Verso la fine del VII secolo a.C., ci fu una semplificazione dell’antico segno “het”: i due trattini superiore e inferiore vennero tralasciati e la lettera assunse la forma della acca corrente.  Si passò, così, gradualmente, dalla “acca chiusa” alla “acca aperta”.

In greco antico esistevano molti dialetti.  A Mileto e più in generale nella Ionia asiatica corrispondente alla costa centrale della Turchia, i greci parlavano un dialetto privo di aspirazioni.  Usavano il simbolo “het” fenicio per indicare la vocale “e” lunga.  Nel 403 a.C. la città di Atene decise con un decreto ufficiale di adottare l’alfabeto di Mileto.  Fu così che il segno a forma di “acca” si impose quasi ovunque nel mondo greco come simbolo della lettera eta, cioè della “e” lunga, mentre per indicare il suono aspirato entrò lo “spirito aspro” sopra le vocali iniziali.

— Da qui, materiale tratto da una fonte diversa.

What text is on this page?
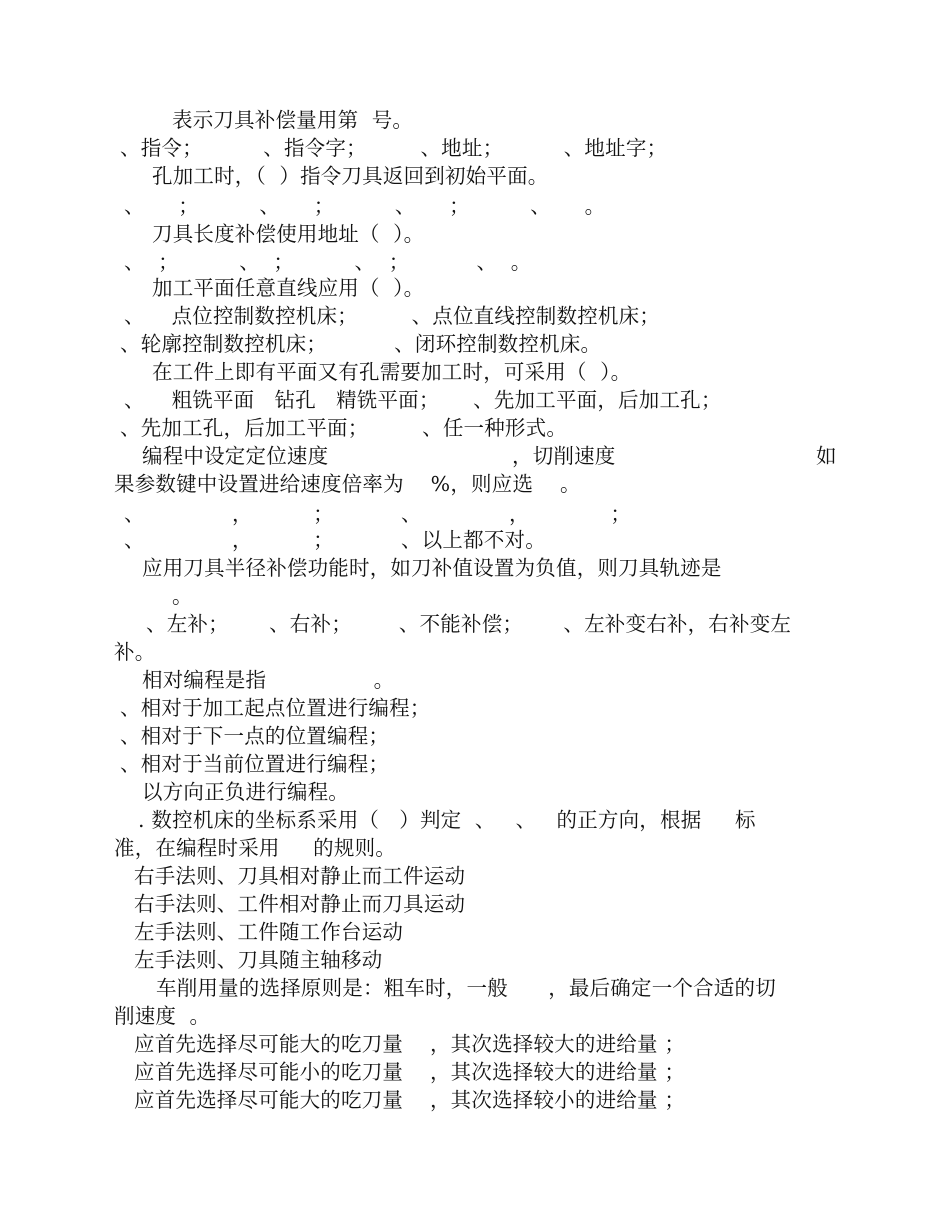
表示刀具补偿量用第  号。
、指令；         、指令字；        、地址；         、地址字；
孔加工时，（  ）指令刀具返回到初始平面。
、     ；         、     ；         、     ；         、     。
刀具长度补偿使用地址（  ）。
、  ；         、  ；         、  ；          、  。
加工平面任意直线应用（  ）。
、    点位控制数控机床；        、点位直线控制数控机床；
、轮廓控制数控机床；          、闭环控制数控机床。
在工件上即有平面又有孔需要加工时，可采用（  ）。
、    粗铣平面   钻孔   精铣平面；     、先加工平面，后加工孔；
、先加工孔，后加工平面；        、任一种形式。
编程中设定定位速度	，切削速度	如
果参数键中设置进给速度倍率为    %，则应选    。
、             ，         ；          、             ，            ；
、             ，         ；          、以上都不对。
应用刀具半径补偿功能时，如刀补值设置为负值，则刀具轨迹是
。
、左补；      、右补；       、不能补偿；      、左补变右补，右补变左
补。
相对编程是指                。
、相对于加工起点位置进行编程；
、相对于下一点的位置编程；
、相对于当前位置进行编程；
以方向正负进行编程。
. 数控机床的坐标系采用（   ）判定  、   、   的正方向，根据     标
准，在编程时采用     的规则。
右手法则、刀具相对静止而工件运动
右手法则、工件相对静止而刀具运动
左手法则、工件随工作台运动
左手法则、刀具随主轴移动
车削用量的选择原则是：粗车时，一般      ，最后确定一个合适的切
削速度  。
应首先选择尽可能大的吃刀量    ，其次选择较大的进给量 ；
应首先选择尽可能小的吃刀量    ，其次选择较大的进给量 ；
应首先选择尽可能大的吃刀量    ，其次选择较小的进给量 ；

Il segno a forma di acca ebbe una sorte diversa nelle colonie greche in Campania.  La prima era a Cuma (ora un sito archeologico a Napoli), che fu fondata dai greci dell’isola Eubea nell’VIII secolo.  Nell’alfabeto dei cumani quel segno continuava a indicare il suono dell’acca aspirata e così passò anche ai romani che adottarono il simbolo nella sua variante aperta proprio per indicare il suono dell’aspirazione all’inizio di molte parole latine (per esempio, homo per uomo, habere per avere), da cui l’acca che sopravvive ancora in italiano—anche se muta—nelle voci del verbo avere.

Come avvenne il passaggio dalla acca aspirata latina all’acca muta italiana?  Nell’antica Roma i ricchi parlavano in un modo e i poveri in un altro: la lingua colta marcava l’acca all’inizio delle parole, e il popolo ignorante invece non pronunciava l’acca.  Ne dà testimonianza Catullo in una sua poesia in cui ironizza su un certo Arrio che per darsi un tono piazza l’acca aspirata a sproposito un po’ dappertutto.

La lingua parlata italiana ereditò la dizione del latino rustico che non pronunciava il suono aspirato all’inizio della parola.  Tuttavia l’acca sopravvisse nell’italiano scritto.  Fra i suoi paladini più convinti nel Rinascimento, ci fu Ludovico Ariosto: “Chi leva la H all’huomo, e chi la leva all’honore, non è degno di honore”.  Alla fine però i nemici dell’acca ebbero la meglio e imposero una grafia semplificata senza il segno “H” all’inizio della parola.  A partire dalla fine del Seicento si definì una consuetudine ortografica che salvava l’acca solo nelle prime tre persone singolari e nella terza plurale dell’indicativo presente del verbo avere: quindi “ho,” “hai,” “ha,” “hanno”, quelle cioè che si prestavano a confusione con altre parole dal suono uguale ma dal significato diverso – o, ai, a, anno.

Ora possiamo spiegare i manuali scolastici ai bambini e perché nella coniugazione del verbo avere, non scriviamo habbiamo e havete.